Sorti deux ans après « LE SILENCE DES AGNEAUX », « KALIFORNIA » de Dominic Sena, peut être abordé comme une réaction à la fascination légèrement malsaine générée par ce film pour les serial killers.KLF2

En effet, celui présenté ici n’a rien du criminel cultivé et suave campé par Anthony Hopkins. Brad Pitt – totalement méconnaissable – joue un « white trash », un semi-débile sale et repoussant, bourré de tics, tuant comme il respire, égorgeant pour quelques dollars, en grognant comme un porc. Avec sa petite amie encore plus décérébrée que lui (Juliette Lewis), il part en covoiturage vers la Californie avec un couple de « bobos » : David Duchovny et Michelle Forbes. Ceux-ci travaillent sur un livre autour des tueurs en série et s’arrêtent sur tous les lieux de crime sur leur trajet pour prendre des photos et enregistrer leurs impressions à vif. La réalité les rattrapera quand ils réaliseront que leur passager est un dangereux sociopathe qui sème la mort pendant leur périple.

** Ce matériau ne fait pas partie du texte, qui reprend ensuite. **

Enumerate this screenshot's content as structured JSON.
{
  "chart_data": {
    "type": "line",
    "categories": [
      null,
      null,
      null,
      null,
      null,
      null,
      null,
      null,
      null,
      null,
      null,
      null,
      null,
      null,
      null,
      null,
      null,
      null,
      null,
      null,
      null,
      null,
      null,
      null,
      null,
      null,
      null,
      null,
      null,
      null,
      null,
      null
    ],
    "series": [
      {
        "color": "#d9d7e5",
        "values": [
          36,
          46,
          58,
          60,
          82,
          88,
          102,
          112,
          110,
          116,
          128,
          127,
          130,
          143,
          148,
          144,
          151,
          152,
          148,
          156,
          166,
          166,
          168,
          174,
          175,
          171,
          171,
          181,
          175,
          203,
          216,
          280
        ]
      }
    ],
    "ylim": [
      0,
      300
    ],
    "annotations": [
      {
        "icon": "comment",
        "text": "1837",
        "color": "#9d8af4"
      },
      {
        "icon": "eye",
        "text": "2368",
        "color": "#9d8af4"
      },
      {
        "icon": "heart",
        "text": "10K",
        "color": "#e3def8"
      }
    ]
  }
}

Extrêmement soigné au niveau visuel (les couleurs, l’utilisation du format Scope), filmé dans des décors naturels étonnants et souvent inédits au cinéma, « KALIFORNIA » est un ‘road movie’ pervers et cruel, qui a un message à faire passer : l’intérêt qu’on peut porter à des assassins, cette fascination pour les armes et la violence, révèle forcément quelque chose sur sa propre personnalité. Et parfois arrive le jour où il faut confronter ses démons.

Aussi lancinant qu’hypnotique, le film – nous l’avons dit – doit énormément à l’interprétation hallucinante de Pitt qui se perd totalement dans ce personnage abject, jusqu’au malaise. Lewis, stupide, exaspérante, bouleversante quand elle parle de sa sordide enfance, trouve un de ses meilleurs rôles. Ils éclipsent un peu Duchovny irréprochable mais un brin falot et la superbe mais très froide Forbes, aux rôles évidemment moins payants.

« KALIFORNIA » est un film à redécouvrir, qui renvoie une image de l’Amérique dépoussiérée de toute mythologie, de tout romantisme.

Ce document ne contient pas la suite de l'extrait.